IN 1990, when he ran for governor of Connecticut, liberal maverick Lowell Weicker told voters that raising taxes in the middle of a recession would be tantamount to throwing gasoline on a fire. He won the election, then bullied the Legislature into adopting a hated income tax in the middle of a recession. Weicker's popularity plummeted, along with Connecticut's economy. A year later, he was rewarded by John Kennedy Jr. and Caroline Kennedy Schlossberg with $25,000 and a prize named after their father and his 1956 book on political integrity -- the John F. Kennedy Profile in Courage Award.
Former Connecticut Gov. Lowell Weicker receives the Profile in Courage award from Sen. Ted Kennedy, John Kennedy Jr., and Caroline Kennedy Schlossberg |
That year, he received the John F. Kennedy Profile in Courage Award and a check for $25,000.
Mike Synar, a 16-year Democratic congressman from Oklahoma, took pride in holding liberal positions his constituents didn't. The "Almanac of American Politics" rated him "by far the most liberal of any white member from the South, more liberal than most Democrats from the North." Oklahoma's leading newspaper calls him "abrasive and arrogant . . . quick to label someone who disagrees with him a tool for a special interest." In Congress, Synar fought against cigarettes, gun owners, health care choices, commercial speech, free trade, and term limits. It was he who filed the lawsuit that killed the Gramm-Rudman deficit reduction law. Last September, the voters finally had enough. Synar lost a primary race to a 71-year-old former school principal whom he'd outspent 24-to-1. "I guess," a Democratic staff member told the newspaper Roll Call, "there is a limit to how many times you can tell your constituents to go screw themselves."
A few days ago, Synar was at the John F. Kennedy Library in Boston to collect the JFK Profile in Courage Award and the cash that goes with it.

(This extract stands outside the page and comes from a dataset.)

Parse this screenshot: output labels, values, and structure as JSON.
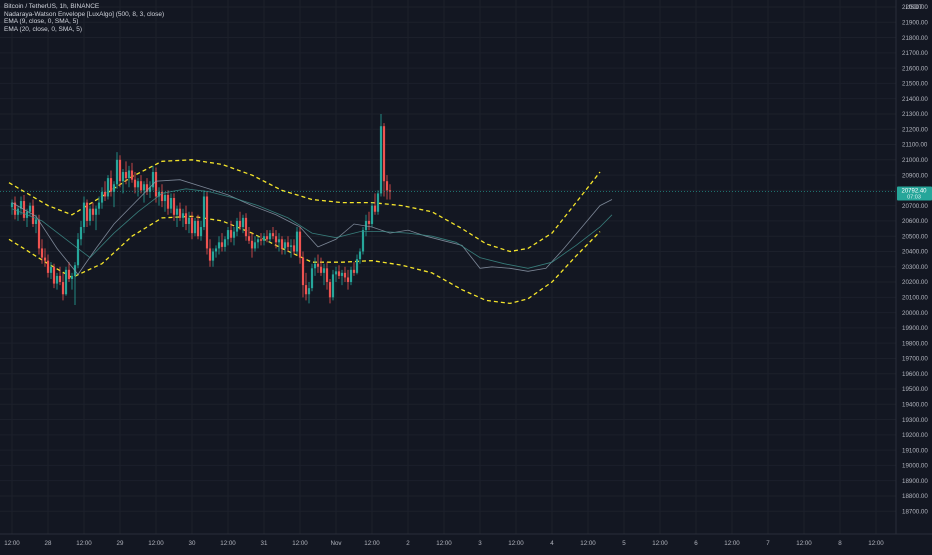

Profiles in courage? Since when does courage consist in peddling malodorous ideas your constituents find obnoxious? Is it courageous to batter them with higher taxes and higher spending? Michael Dukakis might have thought so -- he smeared critics who opposed his tax hikes as "the gutless wonders of Massachusetts politics" -- but John F. Kennedy would not have.
When John Jr. and Caroline inaugurated the awards, they got off to an admirable start. Their first two honorees were pro-civil rights Southerners -- Carl Elliott of Alabama and Charles Weltner of Georgia -- whose political careers had been crushed by the machines of racist governors (George Wallace and Lester Maddox, respectively).
But now the Kennedy siblings seem determined to reduce the award to nothing more than a consolation prize for conceited, narrow-minded liberals who lose elections.
Courage in office isn't always easy to define. In "Profiles in Courage," which tells the stories of eight courageous US senators, Kennedy acknowledged that the quality he esteemed in them was an elusive one.
"There was in the lives of each of these men," he noted, "something that it is difficult for the printed page to capture." The senators he profiled -- John Quincy Adams, Daniel Webster, Thomas Hart Benton, Sam Houston, Edmund G. Ross, Lucius Q.C. Lamar, George Norris and Robert A. Taft -- were no cookie-cutter clones. Some were liberal, some conservative. "Some demonstrated courage through their unyielding devotion to absolute principle. Others demonstrated courage through their acceptance of compromise." Kennedy's pantheon included Republicans and Democrats, Federalists and Whigs.
Two of his profiles in courage, in fact, came down on opposite sides of the same issue. Webster, although a lifelong abolitionist, was for the Compromise of 1850 (which allowed slavery to be extended further west); Benton, although he represented the slave state of Missouri, was against it.
But this much they all had in common: They put the nation's interest before their party's. They spoke out when self-respect would not let them keep silent, even if it meant breaking with their allies, or with their own history. Their minds were supple enough to encompass more than a few fixed, parochial ideas. Their courage, as Kennedy saw it, lay in being true to their ideals even when others thought they were wrong -- not in demanding to have their way or ramming sour solutions down the public's throat.
Does that sound like Jim Florio? Mike Synar? Lowell Weicker? All they have in common is a sneering attitude, rigid left-wing opinions, and the knack of making people loathe them. Whatever they may be, profiles in courage they aren't. Somewhere, in a better place than Boston, JFK must be dismayed to see his name used so cheaply.